Despite understanding the concept of rest, Erika confessed her struggle with knowing how to rest and disconnect. She revealed the need for highly distracting television shows to numb her thinking mind for sleep, pointing out her struggle to call a halt to professional activities and magazines even in personal downtime.

Dr. DiGangi concludes the section with the affirmation that everyone’s rest ability may require rebuilding, like any other skill that hasn’t been utilized for a long time, and warns that the transition back to resting will likely be uncomfortable initially as the brain rebukes the unfamiliar state.

Through their intellectual discourse, Erika Kullberg and Dr. Julia DiGangi challenged preconceived notions about rest on the Erika Taught Me Podcast. Challenging assumptions about the relaxing nature of rest, Dr. DiGangi used a vivid example of someone describing their initial attempts at resting feeling like a body engulfed in flames with needles poking them. This unexpected discomfort hastened their exit from what was meant to be a calming scenario, underlining the issue at hand.

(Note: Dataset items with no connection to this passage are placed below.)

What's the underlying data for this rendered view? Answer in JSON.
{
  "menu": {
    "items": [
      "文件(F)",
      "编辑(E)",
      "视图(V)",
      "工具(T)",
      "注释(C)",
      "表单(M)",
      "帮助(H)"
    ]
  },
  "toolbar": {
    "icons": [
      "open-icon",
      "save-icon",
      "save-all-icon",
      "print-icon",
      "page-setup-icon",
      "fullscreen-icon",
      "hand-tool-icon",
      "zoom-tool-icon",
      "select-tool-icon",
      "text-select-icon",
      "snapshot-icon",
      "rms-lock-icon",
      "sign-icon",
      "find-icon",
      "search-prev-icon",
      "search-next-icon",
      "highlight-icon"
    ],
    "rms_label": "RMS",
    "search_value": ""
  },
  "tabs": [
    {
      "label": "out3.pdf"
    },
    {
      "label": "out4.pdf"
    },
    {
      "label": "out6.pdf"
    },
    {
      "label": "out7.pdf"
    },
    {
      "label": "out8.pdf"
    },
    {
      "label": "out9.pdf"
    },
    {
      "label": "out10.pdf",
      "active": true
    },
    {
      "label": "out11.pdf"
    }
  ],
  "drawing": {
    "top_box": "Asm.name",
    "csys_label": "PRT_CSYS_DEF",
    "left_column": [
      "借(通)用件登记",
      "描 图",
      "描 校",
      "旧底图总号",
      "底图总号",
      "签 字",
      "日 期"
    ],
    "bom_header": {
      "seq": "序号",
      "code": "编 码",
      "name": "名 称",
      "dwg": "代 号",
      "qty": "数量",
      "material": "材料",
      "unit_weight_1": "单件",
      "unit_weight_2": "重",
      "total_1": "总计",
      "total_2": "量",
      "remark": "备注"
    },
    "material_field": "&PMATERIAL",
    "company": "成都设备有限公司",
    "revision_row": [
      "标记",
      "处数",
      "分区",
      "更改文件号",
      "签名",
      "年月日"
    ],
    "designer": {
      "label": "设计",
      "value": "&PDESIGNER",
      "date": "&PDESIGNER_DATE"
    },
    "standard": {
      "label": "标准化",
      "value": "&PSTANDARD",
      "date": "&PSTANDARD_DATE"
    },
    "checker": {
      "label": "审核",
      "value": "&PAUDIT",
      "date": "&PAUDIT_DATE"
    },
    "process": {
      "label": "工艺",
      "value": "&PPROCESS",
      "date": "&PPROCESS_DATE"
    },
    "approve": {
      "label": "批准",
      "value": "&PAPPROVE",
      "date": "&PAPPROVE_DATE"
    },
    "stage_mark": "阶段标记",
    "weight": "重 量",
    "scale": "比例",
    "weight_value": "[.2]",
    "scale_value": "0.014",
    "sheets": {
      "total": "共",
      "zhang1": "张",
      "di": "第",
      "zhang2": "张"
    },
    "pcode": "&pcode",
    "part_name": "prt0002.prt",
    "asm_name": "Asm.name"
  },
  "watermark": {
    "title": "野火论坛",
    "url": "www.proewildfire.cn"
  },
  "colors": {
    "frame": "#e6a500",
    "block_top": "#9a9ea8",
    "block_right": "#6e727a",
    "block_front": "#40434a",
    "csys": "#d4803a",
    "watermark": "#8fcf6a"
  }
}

Dr. DiGangi emphasized that this initial discomfort with rest isn’t a disaster but rather evidence of the process working. She drew a fitness analogy, explaining how muscles tremble when lifting heavier weights – it may be an uncomfortable feeling, but it’s a clear sign of growth and strength – similar to the discomfort experienced when forcing ourselves to rest after long periods of non-stop work. She explained how resting might initially invoke feelings of unrest or danger as the body is out of practice.

Dr. DiGangi continued with another example of a person experiencing body pain during a short acupuncture session. Their urge to remove the needles and abandon the session altogether symbolizes the body’s resistance to foreign states like rest when it’s been conditioned for relentless activity. She reassured listeners that such discomfort doesn’t signify any brokenness, but rather, an untrained ‘muscle’ in need of patience and gradual conditioning back to the state of rest.

The act of rest was pared down to simple experiences, such as sitting comfortably, without the expectation of experiencing profound enlightenment. Dr. DiGangi recommends small steps and emphasizes allowing the process to unfold naturally, relying on digital mindfulness tools, and making rest a high-priority personal goal.

In a compelling analogy, Dr. DiGangi compared rest to currency, equating it with the value of professional success, money, and relationships. Recognizing and treating rest as such a critical currency might be the key to embracing it logically and wholeheartedly.

Towards the end, Dr. DiGangi shared a thought-provoking takeaway, encapsulating her entire teaching. She encouraged the acceptance and understanding of uncomfortable feelings like fear, unworthiness, and stress, as they are instrumental in personal growth rather than merely tormenting occurrences.